Search code examples
cassemblyx86y86

Assembly optimizing function call, taking constants out of function allowed?


I have a recursive C function

foo (int numFruits) {
   ....
   // recurse at some point
  } 

inside the main function.

The corresponding assembly would look like this:

.pos 0x500
main:
   %r10  // contains numFruits
   call foo
   halt

.pos 0x4000
foo: // recursive
  irmovq $8, %r13 // load value 8 into %r13
  ...

Inside foo, I am using constant value for size of quad which is 8 bytes long. (value 8 is not present in C code, but I am using this value to turn length of array to corresponding address, etc...)

If I load this value every time when foo is called recursively, I think it's wasting cycles. I was wondering whether compiler is able to optimize it such that constants are loaded before calling foo in the main?

Example: loading value 8 into r13 once before calling foo, so that this doesn't have to be loaded every single time. (provided that r13 is restored to its original state before loading value 8, after hitting halt)

If I were to save value 8 into r13 before main, would this be still preserving the spirit of foo(int numFruits) or is my change equivalent to foo(int numFruits, int quadSize)?

Thank you


Solution

  • It's equivalent to foo(int numFruits, long quadSize). Well maybe int quadSize if your y86 ABI has 64-bit int. All of the normal x86-64 ABIs have 32-bit int, and Windows x64 even has 32-bit long.

    You also tagged this x86. x86-64 can move 8 into a 64-bit register with a 5-byte instruction like mov $8, %r13d: 1 opcode byte + imm32. (Actually 6 bytes including the REX prefix). You only need mov r64, imm64 for constants that don't fit in a zero or sign-extended 32-bit immediate. Writing a 32-bit register zero-extends in to the full 64-bit register. You can even code-golf constant setup even more, at the cost of speed. Like push $imm8 / pop %r13 in 3 bytes (actually 4 for a REX prefix). When optimizing for code size, you want to avoid r8..r15. https://codegolf.stackexchange.com/questions/132981/tips-for-golfing-in-x86-x64-machine-code/132985#132985.

    I have no idea if y86 has efficient machine-code encodings for small constants.
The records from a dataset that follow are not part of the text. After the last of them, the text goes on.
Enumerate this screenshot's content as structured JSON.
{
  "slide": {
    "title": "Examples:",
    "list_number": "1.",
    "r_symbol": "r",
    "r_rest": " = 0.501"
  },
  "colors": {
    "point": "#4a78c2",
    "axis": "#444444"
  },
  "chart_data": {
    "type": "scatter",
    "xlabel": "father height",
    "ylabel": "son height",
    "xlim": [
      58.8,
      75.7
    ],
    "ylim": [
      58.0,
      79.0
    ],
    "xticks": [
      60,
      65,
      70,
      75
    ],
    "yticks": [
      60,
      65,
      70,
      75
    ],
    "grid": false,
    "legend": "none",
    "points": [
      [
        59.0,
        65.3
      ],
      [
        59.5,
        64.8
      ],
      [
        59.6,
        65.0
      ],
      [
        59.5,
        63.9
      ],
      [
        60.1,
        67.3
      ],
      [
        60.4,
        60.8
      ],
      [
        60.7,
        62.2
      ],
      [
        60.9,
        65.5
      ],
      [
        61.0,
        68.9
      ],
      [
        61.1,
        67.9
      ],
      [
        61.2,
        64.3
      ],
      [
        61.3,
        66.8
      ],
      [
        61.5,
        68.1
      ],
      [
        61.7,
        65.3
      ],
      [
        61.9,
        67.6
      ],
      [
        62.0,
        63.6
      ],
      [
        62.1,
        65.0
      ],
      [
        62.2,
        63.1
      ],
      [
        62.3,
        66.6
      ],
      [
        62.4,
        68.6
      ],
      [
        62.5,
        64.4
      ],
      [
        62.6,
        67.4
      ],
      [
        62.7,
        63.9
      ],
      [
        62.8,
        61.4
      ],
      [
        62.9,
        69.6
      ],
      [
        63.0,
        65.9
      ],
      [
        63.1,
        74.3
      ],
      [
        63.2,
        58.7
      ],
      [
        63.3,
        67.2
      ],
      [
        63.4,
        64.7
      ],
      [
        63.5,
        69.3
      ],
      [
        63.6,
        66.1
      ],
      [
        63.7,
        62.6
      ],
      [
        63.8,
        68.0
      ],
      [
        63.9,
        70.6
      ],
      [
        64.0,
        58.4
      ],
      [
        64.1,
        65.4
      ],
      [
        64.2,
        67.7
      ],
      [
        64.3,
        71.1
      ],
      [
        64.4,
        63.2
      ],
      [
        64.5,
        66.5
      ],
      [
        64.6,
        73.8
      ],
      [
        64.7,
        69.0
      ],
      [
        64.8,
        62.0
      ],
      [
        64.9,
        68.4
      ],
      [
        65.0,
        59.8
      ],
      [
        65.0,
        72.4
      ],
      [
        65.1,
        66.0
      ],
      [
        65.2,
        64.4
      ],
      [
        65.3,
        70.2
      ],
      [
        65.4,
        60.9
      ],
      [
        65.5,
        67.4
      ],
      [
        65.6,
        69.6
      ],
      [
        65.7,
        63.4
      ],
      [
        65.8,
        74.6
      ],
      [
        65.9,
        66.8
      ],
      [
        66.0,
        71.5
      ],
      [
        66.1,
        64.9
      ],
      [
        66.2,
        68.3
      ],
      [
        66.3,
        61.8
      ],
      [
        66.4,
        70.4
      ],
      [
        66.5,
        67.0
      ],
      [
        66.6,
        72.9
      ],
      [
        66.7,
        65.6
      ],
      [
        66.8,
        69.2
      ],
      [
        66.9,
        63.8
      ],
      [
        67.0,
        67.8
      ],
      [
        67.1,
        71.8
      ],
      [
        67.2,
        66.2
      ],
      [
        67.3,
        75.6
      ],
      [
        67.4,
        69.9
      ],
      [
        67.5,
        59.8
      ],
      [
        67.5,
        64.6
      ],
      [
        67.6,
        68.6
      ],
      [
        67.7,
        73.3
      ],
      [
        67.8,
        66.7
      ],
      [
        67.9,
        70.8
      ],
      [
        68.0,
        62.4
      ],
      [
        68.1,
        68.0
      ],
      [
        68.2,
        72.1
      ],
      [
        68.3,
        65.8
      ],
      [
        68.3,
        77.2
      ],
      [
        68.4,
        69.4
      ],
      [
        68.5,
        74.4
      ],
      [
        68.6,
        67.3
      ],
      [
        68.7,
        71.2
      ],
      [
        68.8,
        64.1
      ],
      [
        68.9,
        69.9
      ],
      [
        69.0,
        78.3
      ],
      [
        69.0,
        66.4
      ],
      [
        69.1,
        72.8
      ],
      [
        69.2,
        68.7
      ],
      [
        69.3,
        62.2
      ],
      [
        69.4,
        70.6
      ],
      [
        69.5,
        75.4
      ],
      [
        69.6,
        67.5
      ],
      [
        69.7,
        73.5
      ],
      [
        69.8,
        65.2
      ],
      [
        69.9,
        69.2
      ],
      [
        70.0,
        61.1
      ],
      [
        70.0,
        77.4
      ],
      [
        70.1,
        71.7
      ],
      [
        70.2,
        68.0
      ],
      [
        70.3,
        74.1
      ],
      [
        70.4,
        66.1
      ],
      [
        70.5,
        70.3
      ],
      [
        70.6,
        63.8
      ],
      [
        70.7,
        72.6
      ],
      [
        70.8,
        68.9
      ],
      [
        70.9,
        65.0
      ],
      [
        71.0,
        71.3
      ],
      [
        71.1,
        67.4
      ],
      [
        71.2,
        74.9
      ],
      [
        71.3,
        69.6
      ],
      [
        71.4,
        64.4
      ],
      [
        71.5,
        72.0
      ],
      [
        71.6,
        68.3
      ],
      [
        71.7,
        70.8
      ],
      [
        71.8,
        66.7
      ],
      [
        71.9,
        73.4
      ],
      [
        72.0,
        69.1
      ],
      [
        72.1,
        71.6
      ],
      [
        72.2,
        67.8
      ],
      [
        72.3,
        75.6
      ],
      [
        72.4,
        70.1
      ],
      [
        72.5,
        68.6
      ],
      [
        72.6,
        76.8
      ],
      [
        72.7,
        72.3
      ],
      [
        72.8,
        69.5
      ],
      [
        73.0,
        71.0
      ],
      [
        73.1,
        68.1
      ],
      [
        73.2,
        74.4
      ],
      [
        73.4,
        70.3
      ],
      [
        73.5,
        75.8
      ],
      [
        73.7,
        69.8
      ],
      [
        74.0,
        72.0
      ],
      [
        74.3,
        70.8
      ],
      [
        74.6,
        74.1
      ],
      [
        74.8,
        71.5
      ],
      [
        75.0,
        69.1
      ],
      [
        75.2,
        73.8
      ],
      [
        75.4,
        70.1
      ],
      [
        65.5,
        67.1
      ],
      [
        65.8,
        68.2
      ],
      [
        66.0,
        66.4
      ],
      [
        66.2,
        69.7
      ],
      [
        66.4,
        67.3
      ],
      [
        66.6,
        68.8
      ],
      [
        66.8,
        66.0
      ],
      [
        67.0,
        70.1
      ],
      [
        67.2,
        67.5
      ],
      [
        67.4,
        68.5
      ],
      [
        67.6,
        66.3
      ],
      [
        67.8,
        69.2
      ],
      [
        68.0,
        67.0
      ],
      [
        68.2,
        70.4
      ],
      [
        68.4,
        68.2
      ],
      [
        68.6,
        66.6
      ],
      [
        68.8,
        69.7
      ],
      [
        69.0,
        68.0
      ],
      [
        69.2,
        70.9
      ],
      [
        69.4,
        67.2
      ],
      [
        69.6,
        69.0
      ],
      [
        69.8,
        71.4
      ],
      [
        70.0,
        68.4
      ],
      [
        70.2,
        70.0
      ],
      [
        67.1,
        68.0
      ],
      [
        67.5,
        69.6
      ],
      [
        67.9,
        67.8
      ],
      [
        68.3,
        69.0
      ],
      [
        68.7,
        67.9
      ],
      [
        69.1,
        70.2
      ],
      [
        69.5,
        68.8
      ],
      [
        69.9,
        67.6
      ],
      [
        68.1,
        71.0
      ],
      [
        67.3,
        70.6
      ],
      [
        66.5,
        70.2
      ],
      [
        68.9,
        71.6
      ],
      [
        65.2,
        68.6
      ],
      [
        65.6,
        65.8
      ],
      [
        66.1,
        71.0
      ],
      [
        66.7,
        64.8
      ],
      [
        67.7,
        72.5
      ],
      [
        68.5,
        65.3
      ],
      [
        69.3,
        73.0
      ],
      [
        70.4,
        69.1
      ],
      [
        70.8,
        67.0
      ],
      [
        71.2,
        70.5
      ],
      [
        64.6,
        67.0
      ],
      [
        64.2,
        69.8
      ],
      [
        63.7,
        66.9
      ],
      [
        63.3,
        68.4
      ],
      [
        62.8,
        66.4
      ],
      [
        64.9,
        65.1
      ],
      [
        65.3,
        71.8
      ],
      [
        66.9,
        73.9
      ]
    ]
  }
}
    There are no physical y86 CPUs in existence that I know of. There are emulators, but I'm not sure if there are even any virtual designs (like verilog) of y86 hardware that could be simulated in a cycle-accurate simulator.

    So any talk of "saving cycles" is a stretch for y86. Real x86-64 CPUs are pipelined superscalar with out-of-order-execution, and often not bottlenecked on code-fetch. Especially in modern CPUs with a uop cache. Depending on the loop, extra mov-immediate instructions off the critical path might not slow things down any. https://agner.org/optimize/, and see performance links in the x86 tag wiki.


    But yes, you should generally hoist constant-setup out of loops.

    If your "loop" is recursion that you can't easily optimize into a normal loop without an expensive call / ret, you can certainly make a wrapper function for public usage, and have it fall through into a private function that effectively uses a custom calling convention (which assumes that %r13 = 8).

    .globl foo
    foo:
        irmovq  $8, %r13
    
     # .p2align 4    # optional 16-byte alignment for the recursion entry point
     # fall through
    
    .Lprivate_foo:
       # only reachable with r13=8
     # blah blah using r13=8
        call .Lprivate_foo
     # blah blah still assuming r13=8
        call .Lprivate_foo
     # more stuff
        ret                      # the final return 
    

    Nothing else can call private_foo; it's a local label (.Lxxx) only visible from this source. So the body of .Lprivate_foo can assume that R13 = 8.

    If r13 is a call-preserved register in your y86 calling convention (like it is in x86-64 System V), then either pick a call-clobbered register like r11, or have the public wrapper function call private_foo so it can restore the caller's r13 before returning. Using a register that functions are normally allowed to clobber makes this near-zero extra overhead instead of introducing an extra level of call/ret.

    But that only works if you don't call any other unknown functions from inside your recursive function, otherwise you have to assume they clobbered R11.

    Optimizing recursion into a loop has a big advantage, and compilers do that whenever possible. (In a double-recursive function like a tree traversal, they will often turn the 2nd recursive call into a loop branch, but still actually recurse for the non-tail recursion.)


    If you're just using 8 as a scale factor, I'm worried that you're using a multiply. It's much more efficient to use a shift by 3. Or (since you tagged this x86 as well as y86), maybe use a scaled-index addressing mode. But if it's for a pointer increment, then real x86 would use an add-immediate. Like add $8, %rsi, using the add r/m64, imm8 encoding which only uses 1 byte for the constant (sign-extended to 64-bit).

    But the x86 equivalent would be SIMD vector constants or floating point constants, because there aren't immediate forms of those. And in that case yes you do want set up the constant in a register outside of a loop.